KONTEXT:Wochenzeitung
KONTEXT:Wochenzeitung

Selbstverliebte "Südwestpresse"

Sehr hemdsärmelig

Selbstverliebte "Südwestpresse": Sehr hemdsärmelig
|

Datum:

Personality-Show im Stuttgarter Pressehaus. Die neuen Zeitungsherren aus Ulm malen schöne Bilder. Das Beste ist die Pferdekutsche, die offenbart, wer mitfahren darf und wer nicht. Faulpelze sind unerwünscht.

Die gemeinsame Kantine von "Stuttgarter Zeitung" und "Stuttgarter Nachrichten" ist kein Ort zum Verweilen. Hierher kommen die Beschäftigten, um das menschliche Grundbedürfnis nach Essen zu stillen, wobei Linsen und Spätzle zu den kulinarischen Highlights zählen.
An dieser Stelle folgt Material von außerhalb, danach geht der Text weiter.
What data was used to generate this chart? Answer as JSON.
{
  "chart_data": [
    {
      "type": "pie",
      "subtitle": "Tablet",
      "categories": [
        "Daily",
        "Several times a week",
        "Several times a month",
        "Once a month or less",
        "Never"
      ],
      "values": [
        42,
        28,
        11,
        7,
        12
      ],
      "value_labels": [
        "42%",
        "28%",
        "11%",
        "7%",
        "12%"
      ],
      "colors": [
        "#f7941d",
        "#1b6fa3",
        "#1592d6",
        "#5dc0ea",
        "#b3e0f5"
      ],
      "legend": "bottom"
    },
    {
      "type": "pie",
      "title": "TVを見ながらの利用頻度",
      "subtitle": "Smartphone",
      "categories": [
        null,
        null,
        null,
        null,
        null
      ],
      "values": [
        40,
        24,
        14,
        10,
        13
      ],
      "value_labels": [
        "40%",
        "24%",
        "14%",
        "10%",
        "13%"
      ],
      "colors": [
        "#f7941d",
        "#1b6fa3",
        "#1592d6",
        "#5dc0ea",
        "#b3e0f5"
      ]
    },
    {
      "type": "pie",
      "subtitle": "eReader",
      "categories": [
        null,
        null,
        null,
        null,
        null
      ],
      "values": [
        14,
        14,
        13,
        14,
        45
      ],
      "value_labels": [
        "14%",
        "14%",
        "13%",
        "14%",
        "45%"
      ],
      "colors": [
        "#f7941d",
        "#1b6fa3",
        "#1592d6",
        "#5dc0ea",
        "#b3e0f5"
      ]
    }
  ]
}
Das ist auch ein Symbol für die schwäbische Bodenständigkeit, die hier herrscht und Extravaganzen verbietet. Man kommt und geht beizeiten. Dass hier einmal ein Hallenbad für die Lohnabhängigen geplant war, ist heute nur schwer vorstellbar.

Gestern, am 5. August um 10.30 Uhr, sind viele Menschen an diesen Ort gekommen, um ihre neuen Eigentümer zu sehen, die ihnen erzählen sollten, was sie so vorhaben, mit ihnen und den Zeitungen, die um die Kantine herum entstehen. Die Neuen, also die Arbeitgeber, wie man so sagt, sind aus Ulm angereist, wo sie mit der "Südwestpresse" (SWP) ein Organ herausgeben, das bisher nicht als journalistisches High-end-Produkt aufgefallen war, aber offenbar so profitabel ist, um die einst besser beleumundeten Blätter wie die "Stuttgarter Zeitung" und weitere kaufen zu können. Mit dazu gehören noch die "Stuttgarter Nachrichten", die "Eßlinger Zeitung" und der "Schwarzwälder Bote". Die Rede ist von einem Kaufpreis in Höhe von 60 Millionen Euro.

Unglaublich: Der Chef mag keine Dampfwalze sein

Genug der Vorrede, zurück zur überfüllten Kantine. Auftritt Andreas Simmet, 59, Obergeschäftsführer der Neuen Pressegesellschaft (NPG), zu der die SWP gehört. Ein Mann wie ein Schrank, breite Brust, könnte auch als Gebirgsjäger durchgehen, war aber Luftwaffenoffizier, unüberhörbar Bayer. Von sich selbst sagt er, er sei "sehr hemdsärmelig", und das gelte auch für das Unternehmen. "Attitude" kenne man an der Ulmer Frauenstraße 77 nicht, dem Sitz der Firma, Tratsch und Klatsch und Grabenkämpfe auch nicht. Wichtig seien Effizienz und Geschwindigkeit. Es wäre übertrieben zu behaupten, die Augen der anwesenden Belegschaft hätten geleuchtet.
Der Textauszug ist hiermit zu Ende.